Stabilna kadra i sumienna praca mają być tym, co wiosną ma przynieść efekty. Drużyna rozpocznie przygotowania do rundy rewanżowej w najbliższy wtorek. – Wcześniej moi zawodnicy występowali w szeregu turniejów halowych i stąd decyzja, żeby przygotowania rozpocząć pod koniec miesiąca – tłumaczy Sawczuk.
Zespół przed startem rozgrywek rozegra sześć meczów sparingowych. Olimpiakos najpierw zmierzy się z zespołami z niższych klas rozgrywkowych: Majdanem Sieniawskim, Błękitnymi Obsza, Tarpanem Korchów, by potem rozegrać mecze kontrolne z LKS Stróża, Janowianką Janów Lubelski i Victorią Łukowa Chmielek – Myślę, że ta ilość gier w zupełności wystarczy by optymalnie przygotować się do walki o ligowe punkty – zapewnia szkoleniowiec.

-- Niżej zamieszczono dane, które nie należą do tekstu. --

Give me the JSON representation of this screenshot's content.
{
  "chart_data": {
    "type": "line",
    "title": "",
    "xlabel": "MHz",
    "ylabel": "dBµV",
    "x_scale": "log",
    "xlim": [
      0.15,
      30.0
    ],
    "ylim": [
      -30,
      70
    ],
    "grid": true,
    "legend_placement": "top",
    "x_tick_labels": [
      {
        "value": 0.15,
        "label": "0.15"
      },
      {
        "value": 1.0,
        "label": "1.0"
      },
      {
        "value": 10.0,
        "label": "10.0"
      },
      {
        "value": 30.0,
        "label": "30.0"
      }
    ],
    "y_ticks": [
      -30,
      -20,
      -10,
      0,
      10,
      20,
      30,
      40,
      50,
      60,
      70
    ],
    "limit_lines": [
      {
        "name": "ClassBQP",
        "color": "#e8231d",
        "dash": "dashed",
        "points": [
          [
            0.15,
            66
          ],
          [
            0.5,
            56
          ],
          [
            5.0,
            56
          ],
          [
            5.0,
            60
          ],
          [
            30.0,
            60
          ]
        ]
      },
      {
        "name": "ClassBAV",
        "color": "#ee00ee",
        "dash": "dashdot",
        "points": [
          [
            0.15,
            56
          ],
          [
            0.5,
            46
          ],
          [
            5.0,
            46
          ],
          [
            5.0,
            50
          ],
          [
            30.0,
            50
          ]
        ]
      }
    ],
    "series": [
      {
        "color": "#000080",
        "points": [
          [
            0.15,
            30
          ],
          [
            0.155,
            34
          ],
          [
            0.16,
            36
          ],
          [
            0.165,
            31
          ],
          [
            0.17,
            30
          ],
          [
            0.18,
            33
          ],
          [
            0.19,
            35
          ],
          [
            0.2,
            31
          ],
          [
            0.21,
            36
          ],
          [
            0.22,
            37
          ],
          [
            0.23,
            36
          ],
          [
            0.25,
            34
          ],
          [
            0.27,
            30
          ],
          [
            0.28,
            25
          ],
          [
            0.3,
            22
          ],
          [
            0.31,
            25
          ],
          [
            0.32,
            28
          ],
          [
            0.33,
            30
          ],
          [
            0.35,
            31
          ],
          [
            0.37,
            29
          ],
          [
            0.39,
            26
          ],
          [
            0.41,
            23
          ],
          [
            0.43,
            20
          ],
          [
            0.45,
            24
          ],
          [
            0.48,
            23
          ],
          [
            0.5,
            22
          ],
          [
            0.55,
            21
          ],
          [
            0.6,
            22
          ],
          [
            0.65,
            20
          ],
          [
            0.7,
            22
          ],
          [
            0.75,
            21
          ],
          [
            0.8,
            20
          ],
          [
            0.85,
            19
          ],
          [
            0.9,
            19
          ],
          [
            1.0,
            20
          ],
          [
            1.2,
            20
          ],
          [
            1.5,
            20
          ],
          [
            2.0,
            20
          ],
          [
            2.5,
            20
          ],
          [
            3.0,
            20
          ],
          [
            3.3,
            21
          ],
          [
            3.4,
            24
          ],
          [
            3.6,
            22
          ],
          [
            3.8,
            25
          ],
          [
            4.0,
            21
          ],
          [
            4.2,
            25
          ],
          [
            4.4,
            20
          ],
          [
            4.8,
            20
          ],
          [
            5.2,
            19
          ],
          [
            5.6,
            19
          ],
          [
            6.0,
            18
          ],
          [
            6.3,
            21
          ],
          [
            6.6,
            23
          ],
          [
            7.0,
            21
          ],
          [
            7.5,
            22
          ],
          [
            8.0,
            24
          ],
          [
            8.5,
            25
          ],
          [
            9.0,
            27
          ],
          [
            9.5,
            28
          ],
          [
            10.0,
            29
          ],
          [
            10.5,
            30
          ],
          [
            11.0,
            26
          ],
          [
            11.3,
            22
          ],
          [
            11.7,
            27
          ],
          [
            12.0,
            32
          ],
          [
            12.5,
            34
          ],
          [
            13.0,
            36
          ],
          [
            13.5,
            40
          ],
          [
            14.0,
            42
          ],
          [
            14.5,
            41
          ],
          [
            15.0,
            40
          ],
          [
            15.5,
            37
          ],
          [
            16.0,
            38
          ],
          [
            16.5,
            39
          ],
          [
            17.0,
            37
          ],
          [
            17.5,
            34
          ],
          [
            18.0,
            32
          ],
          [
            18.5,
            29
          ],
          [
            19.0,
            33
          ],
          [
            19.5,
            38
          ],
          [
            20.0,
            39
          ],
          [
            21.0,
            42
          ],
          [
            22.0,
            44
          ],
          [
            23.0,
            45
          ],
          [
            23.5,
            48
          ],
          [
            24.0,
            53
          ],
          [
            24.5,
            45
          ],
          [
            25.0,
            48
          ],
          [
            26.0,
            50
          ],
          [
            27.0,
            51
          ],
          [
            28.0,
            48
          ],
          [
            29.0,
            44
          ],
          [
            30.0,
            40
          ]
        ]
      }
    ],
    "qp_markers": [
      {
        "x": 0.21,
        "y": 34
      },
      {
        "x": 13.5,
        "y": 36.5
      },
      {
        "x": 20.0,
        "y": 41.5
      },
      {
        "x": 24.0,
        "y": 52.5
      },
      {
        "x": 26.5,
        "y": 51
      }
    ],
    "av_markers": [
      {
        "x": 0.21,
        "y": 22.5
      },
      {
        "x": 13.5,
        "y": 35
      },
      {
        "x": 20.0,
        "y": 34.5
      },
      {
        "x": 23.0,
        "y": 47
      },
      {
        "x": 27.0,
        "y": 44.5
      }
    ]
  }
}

A jakie są aspiracje zespołu przed rundą rewanżową? – Przed rokiem, jako beniaminek, zanotowaliśmy bardzo dobrą jesień i kiepską wiosnę. Natomiast w tym sezonie pierwsza część sezonu nie wypadła zbyt okazale. Co prawda zagraliśmy kilka fajnych spotkań, ale traciliśmy bramki w końcówkach. Gdyby nie to mielibyśmy na koncie kilka „oczek” więcej. Jednak nie narzekamy. Wiemy, że czeka nas trudna runda rewanżowa bo kilka zespołów jest w zdecydowanie gorszej sytuacji. Osobiście liczę, że w tym sezonie role się odwrócą i po słabszej jesieni wiosną będziemy prezentować się zdecydowanie lepiej – kończy trener Olimpiakosu.